- The Washington Times - Friday, September 21, 2007

Kennedy Center Chairman Stephen A. Schwarzman pronounced Sunday’s National Symphony Orchestra gala “the most successful ball in the history of the NSO,” but he neglected to mention why — presumably a sum of money, of which the Wall Street financier surely was aware.

A record $2.2 million, according to symphony Chairwoman Ann Jordan, who said it all was earmarked for NSO artistic, educational and community outreach.

Also part of Mr. Schwarzman’s intermission remarks to the sell-out crowd at the orchestra’s season opener was praise for young Chinese pianist Peng Peng, something of a musical sensation because he is “all of 15 years old, complete with braces. You wonder what he will be like at 25.”

The evening marked the last “first night” for Leonard Slatkin, the musical director, who is moving on after 11 years on the podium in Washington. Had he any special feelings to share? “It’s just a night to go and enjoy and have a good time,” he said brusquely after the performance and before dinner on the center’s South Plaza. He will continue his association with the Pittsburgh Symphony, where he is principal guest conductor, and London’s Royal Philharmonic and next year will join the faculty of music at Indiana University.

The concert preceded the ball — the institution’s 49th such event — held, like the last two, under an enormous tent filled to capacity for about 1,100 patrons and guests. Not a few loyal patrons groaned at the thought of sitting down to dinner at 10 on a Sunday evening, but nearly all were enthralled by the sight of a candlelit gold-and-pink decor, which ensured a magical setting. Gold balls cascaded from trees at the entrance and from hanging wires on the interior. Table centerpieces were festive arrangements of pink and yellow blossoms.

Some very original and colorful gowns added to the spectacle. Soprano Renee Fleming, who earlier had roused three encores from the audience, appeared onstage in a John Galliano design for Dior that was a form-fitting stunner in glittering green topped by a lengthy green satin stole. The sight inspired vocal awe even before she started singing. Antonia Gore turned heads in a multicolored Japanese bride’s cloak, worn, she said, “after the ceremony.”

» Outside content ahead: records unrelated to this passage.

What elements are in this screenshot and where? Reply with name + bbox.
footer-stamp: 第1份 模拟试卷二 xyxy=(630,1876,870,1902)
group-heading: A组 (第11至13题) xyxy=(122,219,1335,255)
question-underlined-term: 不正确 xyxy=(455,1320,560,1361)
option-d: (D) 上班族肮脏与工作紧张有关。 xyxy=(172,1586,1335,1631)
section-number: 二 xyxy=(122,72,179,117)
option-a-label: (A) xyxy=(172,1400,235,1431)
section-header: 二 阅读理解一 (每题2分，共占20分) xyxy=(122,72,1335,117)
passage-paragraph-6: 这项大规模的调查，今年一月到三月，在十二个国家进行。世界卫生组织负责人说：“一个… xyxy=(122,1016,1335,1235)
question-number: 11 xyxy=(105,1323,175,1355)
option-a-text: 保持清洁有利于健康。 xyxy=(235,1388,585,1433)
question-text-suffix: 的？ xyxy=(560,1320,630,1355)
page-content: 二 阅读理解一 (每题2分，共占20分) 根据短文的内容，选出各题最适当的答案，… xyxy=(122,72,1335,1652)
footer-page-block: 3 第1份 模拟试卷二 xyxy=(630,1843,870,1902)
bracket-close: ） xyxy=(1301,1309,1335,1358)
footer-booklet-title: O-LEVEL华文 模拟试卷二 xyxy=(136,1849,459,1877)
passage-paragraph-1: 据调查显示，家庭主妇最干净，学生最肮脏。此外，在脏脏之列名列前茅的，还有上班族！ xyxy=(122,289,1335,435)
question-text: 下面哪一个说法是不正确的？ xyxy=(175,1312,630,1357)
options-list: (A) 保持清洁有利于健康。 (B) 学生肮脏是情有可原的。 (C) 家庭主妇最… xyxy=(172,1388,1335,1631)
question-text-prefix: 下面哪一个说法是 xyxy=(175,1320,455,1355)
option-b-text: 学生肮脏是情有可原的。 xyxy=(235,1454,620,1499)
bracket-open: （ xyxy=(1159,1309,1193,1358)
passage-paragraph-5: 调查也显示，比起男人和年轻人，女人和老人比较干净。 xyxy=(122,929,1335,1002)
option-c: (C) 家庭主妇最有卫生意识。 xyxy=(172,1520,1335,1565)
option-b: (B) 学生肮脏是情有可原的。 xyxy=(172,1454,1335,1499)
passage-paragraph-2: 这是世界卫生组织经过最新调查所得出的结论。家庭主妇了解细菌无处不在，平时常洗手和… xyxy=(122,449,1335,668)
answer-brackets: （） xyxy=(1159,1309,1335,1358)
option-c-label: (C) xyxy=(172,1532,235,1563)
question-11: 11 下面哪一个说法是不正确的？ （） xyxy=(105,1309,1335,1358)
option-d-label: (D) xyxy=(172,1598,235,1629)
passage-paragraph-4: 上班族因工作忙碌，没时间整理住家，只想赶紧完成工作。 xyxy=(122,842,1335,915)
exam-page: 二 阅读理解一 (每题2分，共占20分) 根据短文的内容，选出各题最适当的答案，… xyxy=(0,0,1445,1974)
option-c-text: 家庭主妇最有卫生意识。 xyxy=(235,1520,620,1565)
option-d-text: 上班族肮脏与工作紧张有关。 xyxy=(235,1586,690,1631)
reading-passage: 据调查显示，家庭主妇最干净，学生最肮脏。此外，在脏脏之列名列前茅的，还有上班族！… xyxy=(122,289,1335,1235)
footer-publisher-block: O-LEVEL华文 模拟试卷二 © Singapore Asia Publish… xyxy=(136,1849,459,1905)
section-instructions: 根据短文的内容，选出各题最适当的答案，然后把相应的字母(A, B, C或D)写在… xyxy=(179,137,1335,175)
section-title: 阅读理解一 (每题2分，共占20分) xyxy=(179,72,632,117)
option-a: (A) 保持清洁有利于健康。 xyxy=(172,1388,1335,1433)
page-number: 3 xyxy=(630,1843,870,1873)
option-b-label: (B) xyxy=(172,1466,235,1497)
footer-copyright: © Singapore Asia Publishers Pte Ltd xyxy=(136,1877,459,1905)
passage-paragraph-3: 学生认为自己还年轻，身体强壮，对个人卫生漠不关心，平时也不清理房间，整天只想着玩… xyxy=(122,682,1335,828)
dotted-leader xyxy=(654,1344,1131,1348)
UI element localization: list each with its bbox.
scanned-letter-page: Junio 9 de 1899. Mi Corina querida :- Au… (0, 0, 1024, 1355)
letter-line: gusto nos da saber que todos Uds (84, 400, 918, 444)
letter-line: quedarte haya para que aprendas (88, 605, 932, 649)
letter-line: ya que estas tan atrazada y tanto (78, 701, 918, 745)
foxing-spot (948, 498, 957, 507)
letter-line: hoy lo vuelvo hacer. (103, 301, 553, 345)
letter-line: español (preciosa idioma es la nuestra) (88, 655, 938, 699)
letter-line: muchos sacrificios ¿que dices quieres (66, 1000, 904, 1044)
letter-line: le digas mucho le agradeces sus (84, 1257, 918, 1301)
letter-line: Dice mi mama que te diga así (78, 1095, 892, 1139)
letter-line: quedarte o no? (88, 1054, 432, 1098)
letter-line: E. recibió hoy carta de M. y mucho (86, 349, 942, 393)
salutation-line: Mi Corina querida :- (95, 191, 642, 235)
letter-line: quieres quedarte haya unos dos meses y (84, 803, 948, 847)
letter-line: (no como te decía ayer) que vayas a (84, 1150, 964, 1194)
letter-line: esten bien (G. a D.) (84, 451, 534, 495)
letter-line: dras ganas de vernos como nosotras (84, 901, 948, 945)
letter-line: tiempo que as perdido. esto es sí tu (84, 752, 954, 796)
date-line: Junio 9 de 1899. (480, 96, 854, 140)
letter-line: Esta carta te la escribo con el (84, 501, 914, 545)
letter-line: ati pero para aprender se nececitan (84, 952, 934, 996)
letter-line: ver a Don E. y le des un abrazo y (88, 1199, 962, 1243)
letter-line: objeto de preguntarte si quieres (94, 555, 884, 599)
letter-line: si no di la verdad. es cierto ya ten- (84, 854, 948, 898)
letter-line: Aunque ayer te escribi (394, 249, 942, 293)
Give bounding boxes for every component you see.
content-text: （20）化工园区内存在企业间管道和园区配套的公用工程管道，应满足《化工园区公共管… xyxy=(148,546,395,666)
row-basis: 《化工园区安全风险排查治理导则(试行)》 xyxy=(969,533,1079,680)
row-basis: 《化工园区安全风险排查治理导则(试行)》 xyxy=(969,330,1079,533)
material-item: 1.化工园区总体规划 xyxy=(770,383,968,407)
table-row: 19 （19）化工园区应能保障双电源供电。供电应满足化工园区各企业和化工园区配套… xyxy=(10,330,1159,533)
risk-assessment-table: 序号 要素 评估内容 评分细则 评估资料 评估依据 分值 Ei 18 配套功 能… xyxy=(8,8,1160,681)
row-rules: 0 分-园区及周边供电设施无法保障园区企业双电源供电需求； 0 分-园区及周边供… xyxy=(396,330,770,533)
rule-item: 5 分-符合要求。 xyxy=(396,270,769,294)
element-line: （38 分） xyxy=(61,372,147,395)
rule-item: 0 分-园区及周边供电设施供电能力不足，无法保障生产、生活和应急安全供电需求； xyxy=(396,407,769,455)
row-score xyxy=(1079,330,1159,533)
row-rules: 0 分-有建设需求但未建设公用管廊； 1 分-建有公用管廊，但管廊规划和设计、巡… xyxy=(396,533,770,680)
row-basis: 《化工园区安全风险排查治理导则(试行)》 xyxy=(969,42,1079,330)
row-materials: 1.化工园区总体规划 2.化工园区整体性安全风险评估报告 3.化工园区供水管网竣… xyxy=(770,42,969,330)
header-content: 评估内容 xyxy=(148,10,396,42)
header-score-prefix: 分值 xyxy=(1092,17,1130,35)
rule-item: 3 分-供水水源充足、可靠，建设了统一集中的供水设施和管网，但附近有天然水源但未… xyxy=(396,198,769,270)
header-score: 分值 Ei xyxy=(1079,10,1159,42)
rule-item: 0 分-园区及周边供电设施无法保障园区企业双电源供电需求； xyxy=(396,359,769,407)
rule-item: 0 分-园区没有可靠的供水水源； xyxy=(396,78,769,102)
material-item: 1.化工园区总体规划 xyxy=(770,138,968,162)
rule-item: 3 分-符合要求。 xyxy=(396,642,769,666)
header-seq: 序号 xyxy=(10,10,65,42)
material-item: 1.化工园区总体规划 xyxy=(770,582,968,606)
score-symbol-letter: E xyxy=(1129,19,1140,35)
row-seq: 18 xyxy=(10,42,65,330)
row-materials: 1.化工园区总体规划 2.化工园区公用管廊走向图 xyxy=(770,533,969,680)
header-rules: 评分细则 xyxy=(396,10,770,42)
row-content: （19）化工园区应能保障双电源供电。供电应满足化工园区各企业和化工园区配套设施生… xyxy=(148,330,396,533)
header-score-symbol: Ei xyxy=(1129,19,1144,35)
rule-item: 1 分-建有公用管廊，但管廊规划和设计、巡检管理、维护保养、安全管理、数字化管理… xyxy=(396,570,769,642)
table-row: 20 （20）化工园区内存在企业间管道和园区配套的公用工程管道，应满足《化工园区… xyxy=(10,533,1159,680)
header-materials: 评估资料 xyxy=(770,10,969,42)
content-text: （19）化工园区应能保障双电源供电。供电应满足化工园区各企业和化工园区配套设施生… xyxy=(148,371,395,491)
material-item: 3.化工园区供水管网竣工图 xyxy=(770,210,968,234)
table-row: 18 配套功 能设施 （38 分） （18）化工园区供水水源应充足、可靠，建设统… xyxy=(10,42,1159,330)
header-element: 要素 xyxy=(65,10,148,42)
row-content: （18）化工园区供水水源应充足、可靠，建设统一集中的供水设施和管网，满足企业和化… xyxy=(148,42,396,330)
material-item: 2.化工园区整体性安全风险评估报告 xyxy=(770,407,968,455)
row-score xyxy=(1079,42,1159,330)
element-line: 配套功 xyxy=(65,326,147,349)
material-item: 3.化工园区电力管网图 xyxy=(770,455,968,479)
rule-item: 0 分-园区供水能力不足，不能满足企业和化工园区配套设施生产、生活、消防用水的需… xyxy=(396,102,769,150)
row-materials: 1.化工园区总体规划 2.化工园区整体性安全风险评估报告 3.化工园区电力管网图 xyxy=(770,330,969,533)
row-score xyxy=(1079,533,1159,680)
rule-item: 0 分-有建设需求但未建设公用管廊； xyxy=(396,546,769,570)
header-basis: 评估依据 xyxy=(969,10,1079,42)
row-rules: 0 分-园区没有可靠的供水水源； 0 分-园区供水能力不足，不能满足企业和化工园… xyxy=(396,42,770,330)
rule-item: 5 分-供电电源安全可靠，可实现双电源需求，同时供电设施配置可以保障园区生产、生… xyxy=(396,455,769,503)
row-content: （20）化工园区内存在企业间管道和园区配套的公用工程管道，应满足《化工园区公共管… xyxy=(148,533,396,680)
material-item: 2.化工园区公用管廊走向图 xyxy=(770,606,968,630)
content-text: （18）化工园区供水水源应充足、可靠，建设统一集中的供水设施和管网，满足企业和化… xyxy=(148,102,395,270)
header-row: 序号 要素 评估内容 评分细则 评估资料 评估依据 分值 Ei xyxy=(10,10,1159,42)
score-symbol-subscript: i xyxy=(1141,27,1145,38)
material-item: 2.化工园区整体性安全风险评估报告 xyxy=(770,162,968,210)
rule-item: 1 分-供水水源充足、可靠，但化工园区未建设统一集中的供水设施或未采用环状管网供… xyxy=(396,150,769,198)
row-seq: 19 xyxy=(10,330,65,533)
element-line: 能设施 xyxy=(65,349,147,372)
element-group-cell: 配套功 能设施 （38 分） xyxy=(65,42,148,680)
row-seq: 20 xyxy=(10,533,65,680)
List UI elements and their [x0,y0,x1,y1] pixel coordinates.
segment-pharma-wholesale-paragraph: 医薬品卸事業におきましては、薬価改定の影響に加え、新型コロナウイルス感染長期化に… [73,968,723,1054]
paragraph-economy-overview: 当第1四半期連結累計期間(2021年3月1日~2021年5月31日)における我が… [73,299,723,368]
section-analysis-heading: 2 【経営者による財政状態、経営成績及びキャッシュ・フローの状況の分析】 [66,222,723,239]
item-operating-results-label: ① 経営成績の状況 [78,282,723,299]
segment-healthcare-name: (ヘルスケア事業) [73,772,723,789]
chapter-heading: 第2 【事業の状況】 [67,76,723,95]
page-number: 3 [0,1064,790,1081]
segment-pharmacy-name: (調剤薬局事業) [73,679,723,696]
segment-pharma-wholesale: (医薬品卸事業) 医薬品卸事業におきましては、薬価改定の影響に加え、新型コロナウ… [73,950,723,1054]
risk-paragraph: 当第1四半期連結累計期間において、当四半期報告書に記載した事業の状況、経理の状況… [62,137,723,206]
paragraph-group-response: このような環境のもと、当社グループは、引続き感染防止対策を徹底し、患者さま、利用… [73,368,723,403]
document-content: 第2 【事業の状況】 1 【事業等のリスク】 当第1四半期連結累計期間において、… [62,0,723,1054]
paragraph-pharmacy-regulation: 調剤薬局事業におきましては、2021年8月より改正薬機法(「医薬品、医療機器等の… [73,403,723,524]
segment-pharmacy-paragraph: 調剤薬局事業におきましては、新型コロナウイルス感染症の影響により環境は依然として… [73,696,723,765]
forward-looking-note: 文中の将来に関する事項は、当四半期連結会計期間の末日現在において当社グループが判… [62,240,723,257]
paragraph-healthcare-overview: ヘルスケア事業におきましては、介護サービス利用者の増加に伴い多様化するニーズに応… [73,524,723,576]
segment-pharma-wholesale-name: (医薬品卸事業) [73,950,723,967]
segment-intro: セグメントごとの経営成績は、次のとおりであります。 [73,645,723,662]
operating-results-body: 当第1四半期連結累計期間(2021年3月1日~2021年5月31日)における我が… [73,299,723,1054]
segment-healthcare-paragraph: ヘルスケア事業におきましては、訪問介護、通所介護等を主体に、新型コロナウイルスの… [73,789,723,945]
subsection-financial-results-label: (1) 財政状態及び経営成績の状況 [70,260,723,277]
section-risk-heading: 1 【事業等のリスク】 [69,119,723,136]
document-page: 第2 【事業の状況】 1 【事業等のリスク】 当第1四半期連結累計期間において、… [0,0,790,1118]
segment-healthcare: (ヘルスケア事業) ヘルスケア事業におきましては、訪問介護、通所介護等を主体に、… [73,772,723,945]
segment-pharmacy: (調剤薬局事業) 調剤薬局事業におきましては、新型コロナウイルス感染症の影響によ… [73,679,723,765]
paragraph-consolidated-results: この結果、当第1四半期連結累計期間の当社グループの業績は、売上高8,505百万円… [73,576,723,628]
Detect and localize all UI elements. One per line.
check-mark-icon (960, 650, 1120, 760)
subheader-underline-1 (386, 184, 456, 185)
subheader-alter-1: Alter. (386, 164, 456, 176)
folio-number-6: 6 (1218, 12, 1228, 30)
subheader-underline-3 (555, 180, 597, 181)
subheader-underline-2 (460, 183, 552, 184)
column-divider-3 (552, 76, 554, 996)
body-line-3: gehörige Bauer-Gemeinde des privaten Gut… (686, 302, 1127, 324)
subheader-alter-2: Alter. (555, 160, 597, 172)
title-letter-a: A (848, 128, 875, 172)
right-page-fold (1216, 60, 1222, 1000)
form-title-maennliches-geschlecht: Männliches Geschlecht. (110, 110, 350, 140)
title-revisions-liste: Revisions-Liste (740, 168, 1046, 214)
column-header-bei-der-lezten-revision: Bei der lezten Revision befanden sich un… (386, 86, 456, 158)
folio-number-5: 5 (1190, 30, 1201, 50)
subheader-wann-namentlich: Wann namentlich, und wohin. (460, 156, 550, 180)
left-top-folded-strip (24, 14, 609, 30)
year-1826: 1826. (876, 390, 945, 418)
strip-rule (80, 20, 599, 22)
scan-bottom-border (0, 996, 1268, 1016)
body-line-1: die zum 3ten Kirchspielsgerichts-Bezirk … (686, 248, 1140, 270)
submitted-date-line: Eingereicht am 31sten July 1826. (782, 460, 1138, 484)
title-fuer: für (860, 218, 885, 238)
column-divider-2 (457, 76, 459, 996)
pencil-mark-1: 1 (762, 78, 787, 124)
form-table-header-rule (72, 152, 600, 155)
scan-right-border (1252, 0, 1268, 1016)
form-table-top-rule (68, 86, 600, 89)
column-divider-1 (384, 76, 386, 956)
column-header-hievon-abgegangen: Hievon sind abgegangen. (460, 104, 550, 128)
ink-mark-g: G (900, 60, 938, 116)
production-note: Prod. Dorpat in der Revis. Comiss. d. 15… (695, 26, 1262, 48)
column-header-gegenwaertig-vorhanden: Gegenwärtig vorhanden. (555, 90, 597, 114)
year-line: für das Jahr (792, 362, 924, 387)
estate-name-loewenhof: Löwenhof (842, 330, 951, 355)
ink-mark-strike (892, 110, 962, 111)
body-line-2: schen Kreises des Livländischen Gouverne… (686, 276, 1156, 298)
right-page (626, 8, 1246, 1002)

The A-list gathering was heavy with ambassadors and longtime symphony supporters, many of whom had spent Saturday evening at the opening of the Washington National Opera season. Secretary of Housing and Urban Development Alphonso Jackson and Ambassador Nancy Brinker, the chief of protocol, were among those in the President’s Box. Ambassadors present included those from Bolivia, Yemen, Argentina, Lebanon, Singapore, Egypt, Korea, Finland, the United Kingdom, Djibouti, Australia, Jordan and Russia.